McGuinness, 64, from Appleton, said: “Dave and I are joining up with the Great Britain Masters side for six games Down Under.

“There’ll be two Test matches, one against the Kiwis, and the following week one against the old enemies, the Aussies.

“The tour is organised around the World Cup. We’re going to the semi final in Auckland and we’ll be in Brisbane for the final, where we’re hoping we may even see an England side playing.

“It’s going to be all good stuff and I’m really looking forward to it.”

They had a surprise in store on the last trip.

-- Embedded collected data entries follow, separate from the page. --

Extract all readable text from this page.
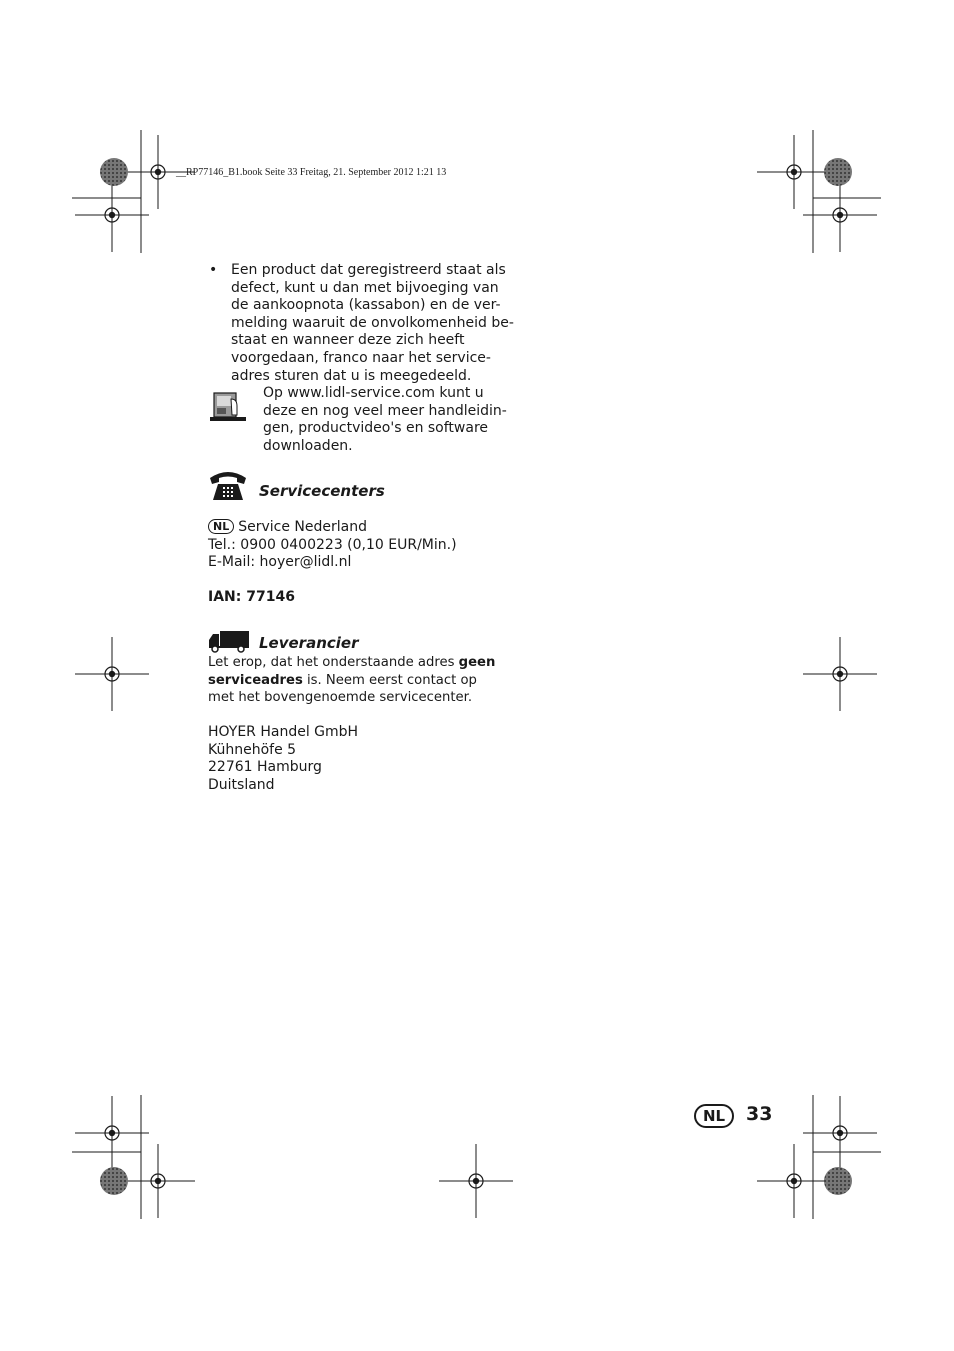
__RP77146_B1.book Seite 33 Freitag, 21. September 2012 1:21 13
• Een product dat geregistreerd staat als
defect, kunt u dan met bijvoeging van
de aankoopnota (kassabon) en de ver-
melding waaruit de onvolkomenheid be-
staat en wanneer deze zich heeft
voorgedaan, franco naar het service-
adres sturen dat u is meegedeeld.
Op www.lidl-service.com kunt u
deze en nog veel meer handleidin-
gen, productvideo's en software
downloaden.
Servicecenters
NL Service Nederland
Tel.: 0900 0400223 (0,10 EUR/Min.)
E-Mail: hoyer@lidl.nl
IAN: 77146
Leverancier
Let erop, dat het onderstaande adres geen
serviceadres is. Neem eerst contact op
met het bovengenoemde servicecenter.
HOYER Handel GmbH
Kühnehöfe 5
22761 Hamburg
Duitsland
NL	33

“We were touring over there with the Great Britain Masters in 2015 and when we played a Test match against the Australians fortunately, or unfortunately, we came up against one certain Robert Jackson, one of the Warrington legends of all time. We had a great day that day,” said McGuinness.

Warrington Guardian:

“It’s the trip of a lifetime. Basically, Masters is all about the social side of the game. And the social side involves a lot of people having a lot of fun, making good friends, keeping the friends for a lifetime and hopefully revisiting them sometime in the future.

“To be still doing this at Masters level, at our age, is absolutely brilliant.”

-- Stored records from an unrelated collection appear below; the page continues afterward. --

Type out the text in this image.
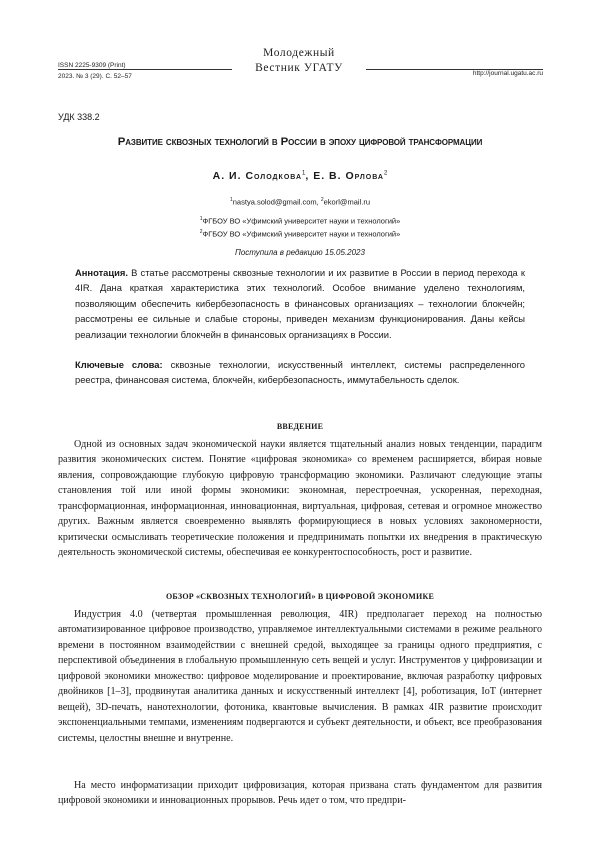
ISSN 2225-9309 (Print)
2023. № 3 (29). С. 52–57
Молодежный
Вестник УГАТУ	http://journal.ugatu.ac.ru
УДК 338.2
Развитие сквозных технологий в России в эпоху цифровой трансформации
А. И. Солодкова$^1$, Е. В. Орлова$^2$
$^1$nastya.solod@gmail.com, $^2$ekorl@mail.ru
$^1$ФГБОУ ВО «Уфимский университет науки и технологий»
$^2$ФГБОУ ВО «Уфимский университет науки и технологий»
Поступила в редакцию 15.05.2023
Аннотация. В статье рассмотрены сквозные технологии и их развитие в России в период перехода к 4IR. Дана краткая характеристика этих технологий. Особое внимание уделено технологиям, позволяющим обеспечить кибербезопасность в финансовых организациях – технологии блокчейн; рассмотрены ее сильные и слабые стороны, приведен механизм функционирования. Даны кейсы реализации технологии блокчейн в финансовых организациях в России.
Ключевые слова: сквозные технологии, искусственный интеллект, системы распределенного реестра, финансовая система, блокчейн, кибербезопасность, иммутабельность сделок.
ВВЕДЕНИЕ
Одной из основных задач экономической науки является тщательный анализ новых тенденции, парадигм развития экономических систем. Понятие «цифровая экономика» со временем расширяется, вбирая новые явления, сопровождающие глубокую цифровую трансформацию экономики. Различают следующие этапы становления той или иной формы экономики: экономная, перестроечная, ускоренная, переходная, трансформационная, информационная, инновационная, виртуальная, цифровая, сетевая и огромное множество других. Важным является своевременно выявлять формирующиеся в новых условиях закономерности, критически осмысливать теоретические положения и предпринимать попытки их внедрения в практическую деятельность экономической системы, обеспечивая ее конкурентоспособность, рост и развитие.
ОБЗОР «СКВОЗНЫХ ТЕХНОЛОГИЙ» В ЦИФРОВОЙ ЭКОНОМИКЕ
Индустрия 4.0 (четвертая промышленная революция, 4IR) предполагает переход на полностью автоматизированное цифровое производство, управляемое интеллектуальными системами в режиме реального времени в постоянном взаимодействии с внешней средой, выходящее за границы одного предприятия, с перспективой объединения в глобальную промышленную сеть вещей и услуг. Инструментов у цифровизации и цифровой экономики множество: цифровое моделирование и проектирование, включая разработку цифровых двойников [1–3], продвинутая аналитика данных и искусственный интеллект [4], роботизация, IoT (интернет вещей), 3D-печать, нанотехнологии, фотоника, квантовые вычисления. В рамках 4IR развитие происходит экспоненциальными темпами, изменениям подвергаются и субъект деятельности, и объект, все преобразования системы, целостны внешне и внутренне.
На место информатизации приходит цифровизация, которая призвана стать фундаментом для развития цифровой экономики и инновационных прорывов. Речь идет о том, что предпри-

The pair head south on the back of Crosfields Masters’ victory in last month’s Latchford Albion Nines, an event which 54-year-old Reid, an HGV mechanic for Royal Mail, helped to organise.

The first match of the trip against the Kiwis will come at the culmination of the New Zealand Masters Festival in Rotorua on Thursday, November 23.

Following the World Cup semi-final at Mount Smart Stadium in Auckland on Saturday, November 25, the tourists will fly to Sydney and face Australia on the same day at Cabramatta.

Matches will follow on the Central Coast on Tuesday, November 28, against the local Bulldogs side and then Toukley Masters.

Two days later they will head north to Brisbane where on Friday, December 1, they will have matches against Brisbane Old Boys, Pine River Masters and a New South Wales all-comers side that will include players from Appin Dogs, Hills Bulls, Mittagong Lions and Cumberland Crusaders.

After attending the World Cup Final at Suncorp Stadium the following day, the tourists will be heading home.

Prop forward McGuinness, who has a playing history with the now defunct Thames Board as well as Leigh Miners, enjoys a key role as a tourist.

He has compiled a 36-page tour brochure, while the man nicknamed ‘The Judge’ will be head of the kangaroo court, dishing out forfeits and punishments to 32 fellow tourists from across the country as deemed necessary.

“To be still involved in a team sport like Masters, as we all get a little more mature, is something that the majority of people thought that they would never be involved with and it is something that money can‘t buy,” writes McGuinness in the brochure.

“Who would have thought that at this stage of our lives we would still be looking forward to the next game, still striving for representative honours, that we would have a great post-match social life.

“How many of us following a game wake up the morning after feeling fit or not for work and wondering whether it was the aches and pains or the hangover that was worse.

“The greatest feeling coming away from this tour should be that it was worth every penny and more, that we have cemented existing relationships and made new friends.”

All Masters games, for players over 35, end in a draw, with the emphasis being on sportsmanship, showing old skills and just enjoying the opportunity to still play rugby league.